Reynolds reportedly told Needham that this was one of the worst screenplays he’d ever seen, but liked the concept and wanted to make it anyway. The film as shot was largely improvised and rewritten on the fly, with Needham’s stuntman instincts guiding things. And while this could be a recipe for disaster, in this case it worked brilliantly. Former stuntmen might not be great at writing dialog that resounds through the ages (or rising above the not-super-enlightened vibes of the time), but that’s a great background for knowing what’s going to look cool and exciting on a big screen.
(and OK, quick aside: this being the late 70s, yes, there are confederate flags all over the place, and yes, that sucks. I understand if that’s disqualifying for people. A lot of conversation that we take for granted on the matter hadn’t happened yet–although they should have–and it was just a thing in the late 70s to have confederate flags around in a way that seems alien and fucked-up now. I’ve always loved that Tom Petty, for instance, at least had the decency to later say that he felt terrible in retrospect for going along with the general “I’m into the Confederate flag because it shows I’m a rebel!” vibe of the time.)

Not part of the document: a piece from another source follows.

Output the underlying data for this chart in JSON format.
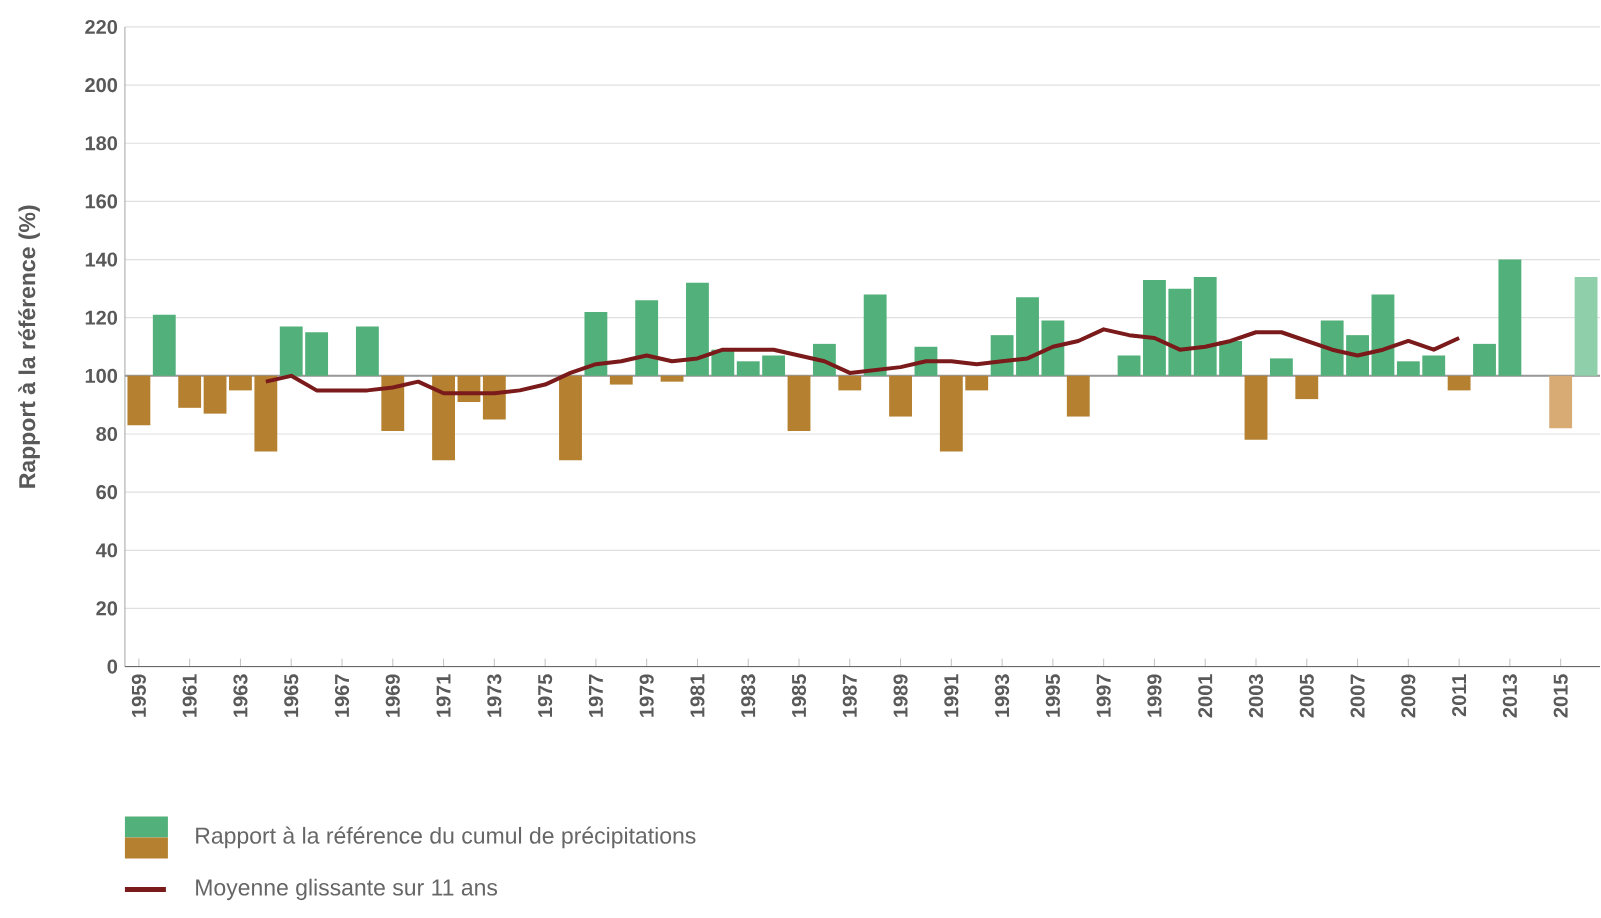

Bandit has a bunch of other elements working in its favor. Needham’s original dialog might’ve been bad, but the overall concept of basing the whole story on a bet to move Coors beer across state lines is brilliant in the way it establishes clear stakes but makes them so absurd that you immediately feel like you’re watching a live-action cartoon. The casting, as mentioned before, is excellent; I don’t know that Burt Reynolds was the coolest guy off the screen, but the guy’s charisma was rated in megawatts and neither of his costars was a slouch in that department, either.
And then one of those costars happened to be a world-class musician whose sensibilities lined up perfectly with the project at hand. I mentioned previously that Star Wars wouldn’t have become what it was without the lift provided by John Williams’ score; I submit that the same thing is true for Smokey and the Bandit and Jerry Reed’s music for the movie. “East Bound and Down” is a just about perfect country song, and its longevity as a favorite is inextricably tied into Smokey’s own longevity.
All of this combines into a lightning-in-a-bottle situation that was both undeniable and unrepeatable. A series of sequels and knockoffs tried to replicate it for ten years, never coming close. Arguably, the Fast and Furious franchise exists in Smokey’s shadow, and maybe gets close to recreating some of it. George Miller’s Mad Max movies are very different (and more artistically elevated), but share with Smokey the trait of being kinetically exciting thrillers based on cool cars doing cool shit.
As I’ve gotten older, I’ve drifted away from the Grand Theft Auto games that I loved when I was younger (one of my bands even wrote and recorded a song about Vice City). But if Rockstar Games ever decides to make a GTA iteration set in the American south in the late 70s, I will knock people over to buy a console to play that fucker.